Positive Evaluations

  • Cultural capital seems more relevant now with neoliberal education policies – marketisation (and free schools) gave parents and schools more freedom – middle class parents and schools use this freedom to exlude the working classes.

  • Social capital theory is useful in explaning the punishingly depressing fact that privately educated children often use their social networks to get internships to get them into the ‘professions’.

  • Unlike cultural deprivation theory Bourdieu etc. do not see working class culture as inferior or blame the working classes for the failure of their children.

  • The theory links indside and outside school factors – middle class families and middle class schools work together to exlude working class children (espeically see Ball’s idea about the school-parent alliance).

  • The theory may be more relevant now with the establishment of Free Schools – Only middle class parents really have the cultural capital necessary to set up Free Schools.

Criticisms/ Limitations of Cultural Capital Theory

  • Most statistical research suggests material deprivation and economic capital are more significant factors than cultural capital in explaining class differences in educational achievement.

  • It may be unfair to blame schools for being biased against working class children – many schools put extra resources into helping working class children.

  • From a research methods point of view, it is more difficult to research and test out some aspects of cultural capital theory – how do you measure the effect of piano lessons on educational achievement for example?

  • If cultural deprivation theory is true – there are no practical solutions to reducing class inequalities in education within the existing system – more radical (revolutionary?) changes are necessary.

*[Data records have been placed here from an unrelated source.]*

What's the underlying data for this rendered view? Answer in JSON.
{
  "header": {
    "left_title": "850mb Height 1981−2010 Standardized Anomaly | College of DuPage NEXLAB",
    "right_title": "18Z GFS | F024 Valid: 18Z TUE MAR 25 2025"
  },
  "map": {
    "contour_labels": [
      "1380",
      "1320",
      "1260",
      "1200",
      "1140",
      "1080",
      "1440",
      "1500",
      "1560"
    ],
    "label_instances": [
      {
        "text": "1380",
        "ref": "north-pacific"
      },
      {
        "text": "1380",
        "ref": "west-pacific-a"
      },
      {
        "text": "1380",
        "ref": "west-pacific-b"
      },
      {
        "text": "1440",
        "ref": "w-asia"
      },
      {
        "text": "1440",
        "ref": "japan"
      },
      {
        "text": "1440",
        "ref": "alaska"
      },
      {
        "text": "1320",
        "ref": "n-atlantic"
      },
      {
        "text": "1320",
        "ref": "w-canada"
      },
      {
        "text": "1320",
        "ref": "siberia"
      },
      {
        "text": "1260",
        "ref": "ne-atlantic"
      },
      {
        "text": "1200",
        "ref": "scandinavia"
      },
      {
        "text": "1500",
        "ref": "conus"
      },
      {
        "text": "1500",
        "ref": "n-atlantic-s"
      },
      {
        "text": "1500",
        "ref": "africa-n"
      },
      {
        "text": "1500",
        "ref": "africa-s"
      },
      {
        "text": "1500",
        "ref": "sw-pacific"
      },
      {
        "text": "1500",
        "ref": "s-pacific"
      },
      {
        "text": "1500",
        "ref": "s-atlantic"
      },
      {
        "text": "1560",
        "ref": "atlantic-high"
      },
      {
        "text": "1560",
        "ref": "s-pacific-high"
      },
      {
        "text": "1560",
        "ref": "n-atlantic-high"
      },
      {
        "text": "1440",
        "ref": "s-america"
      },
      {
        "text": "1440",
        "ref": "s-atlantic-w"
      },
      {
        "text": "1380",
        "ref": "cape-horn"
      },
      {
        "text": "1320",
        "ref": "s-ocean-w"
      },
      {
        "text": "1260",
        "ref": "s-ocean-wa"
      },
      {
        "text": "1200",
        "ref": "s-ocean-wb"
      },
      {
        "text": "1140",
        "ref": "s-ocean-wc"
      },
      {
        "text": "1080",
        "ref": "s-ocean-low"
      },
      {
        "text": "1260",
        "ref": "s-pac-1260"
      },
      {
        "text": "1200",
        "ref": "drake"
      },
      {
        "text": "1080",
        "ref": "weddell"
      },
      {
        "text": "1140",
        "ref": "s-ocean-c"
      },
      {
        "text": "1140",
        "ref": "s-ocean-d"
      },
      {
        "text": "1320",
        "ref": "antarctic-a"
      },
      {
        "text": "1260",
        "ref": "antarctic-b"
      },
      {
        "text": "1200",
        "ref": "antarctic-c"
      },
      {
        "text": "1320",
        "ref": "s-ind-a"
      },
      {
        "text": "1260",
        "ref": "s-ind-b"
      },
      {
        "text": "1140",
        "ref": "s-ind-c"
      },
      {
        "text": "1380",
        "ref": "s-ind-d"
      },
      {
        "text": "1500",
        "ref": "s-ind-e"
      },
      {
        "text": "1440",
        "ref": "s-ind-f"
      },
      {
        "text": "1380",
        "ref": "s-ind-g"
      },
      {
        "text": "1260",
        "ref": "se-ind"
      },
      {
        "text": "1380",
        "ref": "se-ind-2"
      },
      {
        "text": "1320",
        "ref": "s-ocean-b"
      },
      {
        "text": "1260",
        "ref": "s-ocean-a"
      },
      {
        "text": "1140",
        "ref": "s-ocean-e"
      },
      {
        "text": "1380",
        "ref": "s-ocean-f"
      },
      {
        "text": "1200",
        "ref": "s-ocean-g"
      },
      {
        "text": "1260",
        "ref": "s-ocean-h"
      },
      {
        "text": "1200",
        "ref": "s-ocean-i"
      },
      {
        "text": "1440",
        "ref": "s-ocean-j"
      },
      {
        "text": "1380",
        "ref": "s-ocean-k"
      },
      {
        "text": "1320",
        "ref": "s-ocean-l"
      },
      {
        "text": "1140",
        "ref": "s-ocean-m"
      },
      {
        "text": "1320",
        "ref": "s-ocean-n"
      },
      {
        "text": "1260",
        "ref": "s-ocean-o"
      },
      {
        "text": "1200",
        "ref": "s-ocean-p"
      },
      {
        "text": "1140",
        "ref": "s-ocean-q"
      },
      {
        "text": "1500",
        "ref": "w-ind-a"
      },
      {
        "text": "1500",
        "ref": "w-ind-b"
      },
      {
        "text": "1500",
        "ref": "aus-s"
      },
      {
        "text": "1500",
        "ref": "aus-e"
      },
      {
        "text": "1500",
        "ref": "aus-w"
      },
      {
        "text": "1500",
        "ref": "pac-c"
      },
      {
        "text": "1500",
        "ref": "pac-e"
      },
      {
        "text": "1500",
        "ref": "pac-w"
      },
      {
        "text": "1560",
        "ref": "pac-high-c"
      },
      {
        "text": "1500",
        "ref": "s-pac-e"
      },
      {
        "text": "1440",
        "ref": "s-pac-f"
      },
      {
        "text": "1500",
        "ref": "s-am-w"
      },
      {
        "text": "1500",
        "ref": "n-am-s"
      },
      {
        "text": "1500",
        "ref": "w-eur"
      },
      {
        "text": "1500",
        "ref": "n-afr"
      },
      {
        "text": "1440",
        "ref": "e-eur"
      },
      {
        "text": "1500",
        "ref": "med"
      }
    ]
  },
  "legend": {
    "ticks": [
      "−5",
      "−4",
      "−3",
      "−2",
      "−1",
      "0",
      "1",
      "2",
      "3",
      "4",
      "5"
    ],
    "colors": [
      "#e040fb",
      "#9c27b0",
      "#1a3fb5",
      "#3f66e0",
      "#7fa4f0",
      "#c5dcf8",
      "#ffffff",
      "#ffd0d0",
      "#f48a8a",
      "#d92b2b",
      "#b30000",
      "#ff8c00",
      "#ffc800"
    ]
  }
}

Cultural Capital Theory – A Summary of The Key Ideas:

  • Marxist Theory

  • Middle Class Socialisation = Cultural Advantage– Literature, Classical Music and Museums

  • Middle Class Parents better educated = help with homework/ University seen as necessary

  • Stephen Ball – Skilled Choosers and the School Parent Alliance

  • Social Capital = Internship in friends Dad’s Law Firm = UNFAIR

  • Positive Evaluation – Blames the middle classes/ More relevant with 1988 and Free Schools

  • Negative Evaluation – Money matters more/ no practical solutions to WC failure.

Examples of Cultural Capital in Action

  • Parents encouraging their children to read.

  • Parents taking their children on a trip to a museum.

  • Parents taking their children on a cultural sight seeing tour abroad.

  • Parents encouraging their children to learn the Piano.

  • Parents helping their children with homework.

  • Parents using their research skills to research which school to send their child to.

  • Parents phoning the school to get their children extra support lessons.

  • Parents taking their child for a dyslexia test to get them extra time in exams.